Jim carried this passion to Canada, upon reading in the newspaper that free passage and jobs were being offered to young immigrants willing to move to the country. He lived in Montreal and later on found himself in Calgary with a job at Calgary Power. Jim was stellar soccer player back home so, it did not take him long to find another soccer club; he was chosen to be on the all-start Alberta team. He made many friends at work, many of whom enjoyed talking about books on their breaks. One friend in particular, eventually became his wife, Helen. She, along with many of Jim’s friends saw his passion for lifelong learning and encouraged him to go to university. With only the equivalent of a Grade 9 education, Jim learned he would have to make up his schooling with correspondent courses. He attacked this task with relish. Each day, during lunch break, he ran 13 blocks from his work to the library to study and choose books to take away for nighttime learning. Jim credits the library staff at Memorial Park Library for their support and encouraging him to succeed. Soon, he had the courses required and began his first year at the University of Alberta. He had to quit his full time job so, to make a little extra money to add to his savings, he got a job with the Calgary Public Library, working once a week in the “Bookmobile”. He loved his job; helping children pick out books, which would spark their curiosity for the world in the same way his local librarian did for him. Helen and Jim became long time donors to the Library, motivated by their shared love of literature and inspired by the librarians Jim encountered throughout his life that encouraged him on his journey of lifelong learning.
Jim graduated from the University of Alberta with an Honours Bachelor’s Degree and Masters of Arts in English, with a focus on “Elizabethan and pro-Elizabethan Drama”. Helen and Jim later moved to England where Jim continued his studies in Shakespeare. After completing his thesis, Jim once again found himself in Calgary as a lecturer at the University of Calgary, inspiring a love of Shakespeare in thousands of students. He was nominated by a number of students from his classes for the Teaching Excellence Award and won in 1994 – 1995. This award, he treasured above all others. Jim loved all literature and enjoyed helping students to also enjoy it. It was quite common for him to appear in any number of classes, on the snowiest days, when other professors were unable to make it in to lecture.
Jim eventually retired from the university, but continued to share his passion for Shakespeare and lifelong learning. Soccer was always present. He loved to kick the ball around with his sons and to read with them, making up bedtime stories for them. Jim continued this tradition with his grandchildren until his passing in 2016.
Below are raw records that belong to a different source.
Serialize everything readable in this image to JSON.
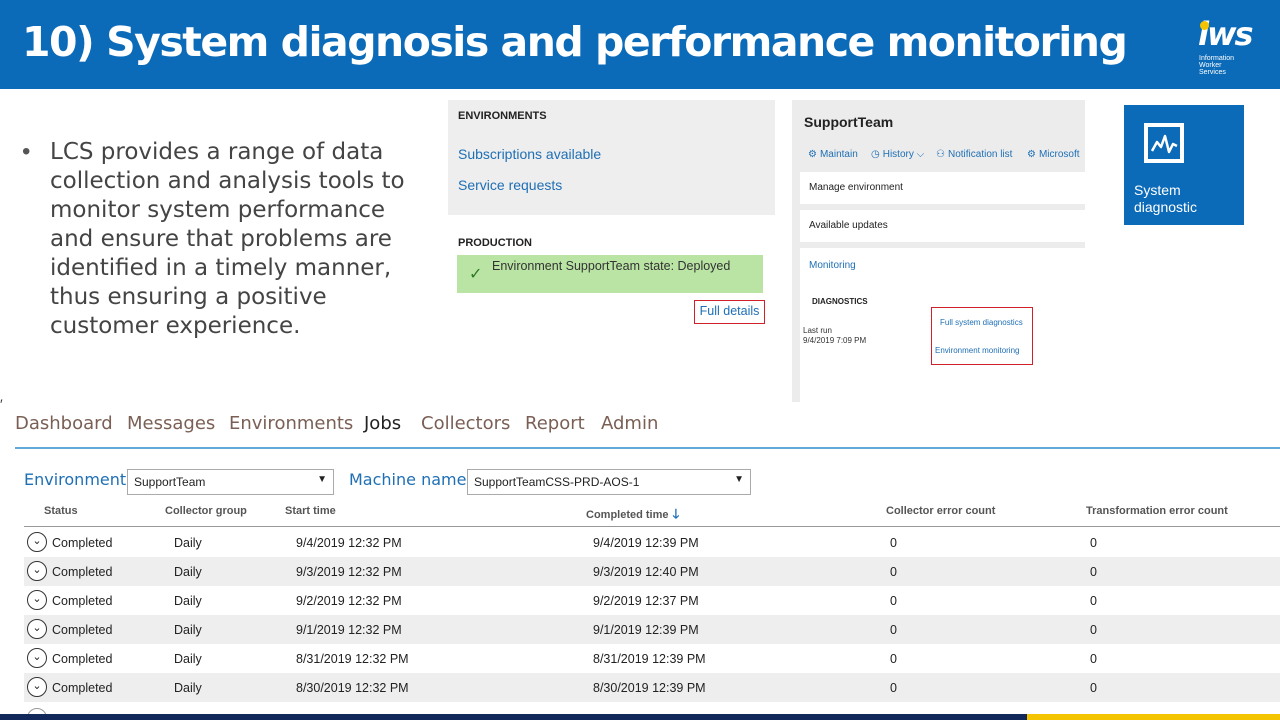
{
  "slide": {
    "title": "10) System diagnosis and performance monitoring",
    "bullet": "LCS provides a range of data collection and analysis tools to monitor system performance and ensure that problems are identified in a timely manner, thus ensuring a positive customer experience.",
    "colors": {
      "primary": "#0b6bb8",
      "accent": "#f4c400",
      "footer": "#12285a"
    }
  },
  "logo": {
    "mark": "iws",
    "line1": "Information",
    "line2": "Worker",
    "line3": "Services"
  },
  "environments_panel": {
    "heading": "ENVIRONMENTS",
    "links": [
      "Subscriptions available",
      "Service requests"
    ],
    "production_heading": "PRODUCTION",
    "status_text": "Environment SupportTeam state: Deployed",
    "full_details": "Full details"
  },
  "supportteam_panel": {
    "title": "SupportTeam",
    "toolbar": [
      "Maintain",
      "History",
      "Notification list",
      "Microsoft"
    ],
    "manage_environment": "Manage environment",
    "available_updates": "Available updates",
    "monitoring": "Monitoring",
    "diagnostics_heading": "DIAGNOSTICS",
    "full_system_diagnostics": "Full system diagnostics",
    "environment_monitoring": "Environment monitoring",
    "last_run_label": "Last run",
    "last_run_value": "9/4/2019 7:09 PM"
  },
  "tile": {
    "label": "System diagnostic",
    "icon": "monitor-chart-icon"
  },
  "nav": {
    "items": [
      "Dashboard",
      "Messages",
      "Environments",
      "Jobs",
      "Collectors",
      "Report",
      "Admin"
    ],
    "active": "Jobs"
  },
  "filters": {
    "environment_label": "Environment",
    "environment_value": "SupportTeam",
    "machine_label": "Machine name",
    "machine_value": "SupportTeamCSS-PRD-AOS-1"
  },
  "table": {
    "headers": [
      "Status",
      "Collector group",
      "Start time",
      "Completed time",
      "Collector error count",
      "Transformation error count"
    ],
    "sorted_column": "Completed time",
    "rows": [
      [
        "Completed",
        "Daily",
        "9/4/2019 12:32 PM",
        "9/4/2019 12:39 PM",
        "0",
        "0"
      ],
      [
        "Completed",
        "Daily",
        "9/3/2019 12:32 PM",
        "9/3/2019 12:40 PM",
        "0",
        "0"
      ],
      [
        "Completed",
        "Daily",
        "9/2/2019 12:32 PM",
        "9/2/2019 12:37 PM",
        "0",
        "0"
      ],
      [
        "Completed",
        "Daily",
        "9/1/2019 12:32 PM",
        "9/1/2019 12:39 PM",
        "0",
        "0"
      ],
      [
        "Completed",
        "Daily",
        "8/31/2019 12:32 PM",
        "8/31/2019 12:39 PM",
        "0",
        "0"
      ],
      [
        "Completed",
        "Daily",
        "8/30/2019 12:32 PM",
        "8/30/2019 12:39 PM",
        "0",
        "0"
      ]
    ]
  }
}
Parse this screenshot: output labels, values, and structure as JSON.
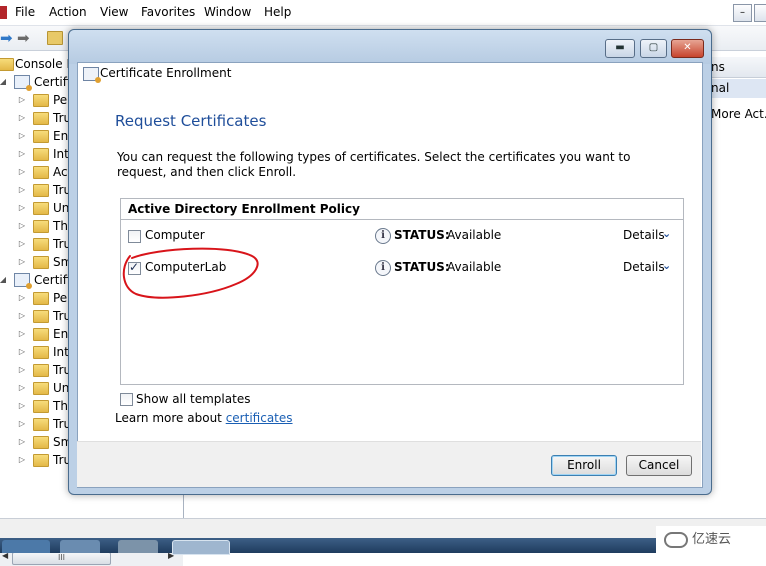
{
  "menubar": {
    "items": [
      "File",
      "Action",
      "View",
      "Favorites",
      "Window",
      "Help"
    ]
  },
  "tree": {
    "root_label": "Console R",
    "group1_label": "Certifi",
    "group1_children": [
      "Per",
      "Tru",
      "Ent",
      "Int",
      "Act",
      "Tru",
      "Un",
      "Th",
      "Tru",
      "Sm"
    ],
    "group2_label": "Certifi",
    "group2_children": [
      "Per",
      "Tru",
      "Ent",
      "Int",
      "Tru",
      "Un",
      "Th",
      "Tru",
      "Sm",
      "Tru"
    ],
    "scroll_thumb_glyph": "III"
  },
  "actions_pane": {
    "header": "ns",
    "subheader": "nal",
    "more_actions": "More Act..."
  },
  "dialog": {
    "title": "Certificate Enrollment",
    "heading": "Request Certificates",
    "description": "You can request the following types of certificates. Select the certificates you want to request, and then click Enroll.",
    "policy_name": "Active Directory Enrollment Policy",
    "templates": [
      {
        "name": "Computer",
        "checked": false,
        "status_label": "STATUS:",
        "status_value": "Available",
        "details": "Details"
      },
      {
        "name": "ComputerLab",
        "checked": true,
        "status_label": "STATUS:",
        "status_value": "Available",
        "details": "Details"
      }
    ],
    "show_all_label": "Show all templates",
    "learn_more_prefix": "Learn more about ",
    "learn_more_link": "certificates",
    "enroll_label": "Enroll",
    "cancel_label": "Cancel"
  },
  "watermark": "亿速云",
  "colors": {
    "heading": "#1f4e9a",
    "link": "#1a5fb4",
    "annotation": "#d8141a"
  }
}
In honour of her husband’s passion for lifelong learning and literature, Helen made a donation in 2018 for a Generational Window inscription at the new Central Library. She selected a Thornton Wilder quote which reads, “We can only be said to be alive in those moments when our hearts are conscious of our treasures.” Helen looks forward to many visits at the new Central Library to not only see the window, but to explore the spaces which bring the building alive.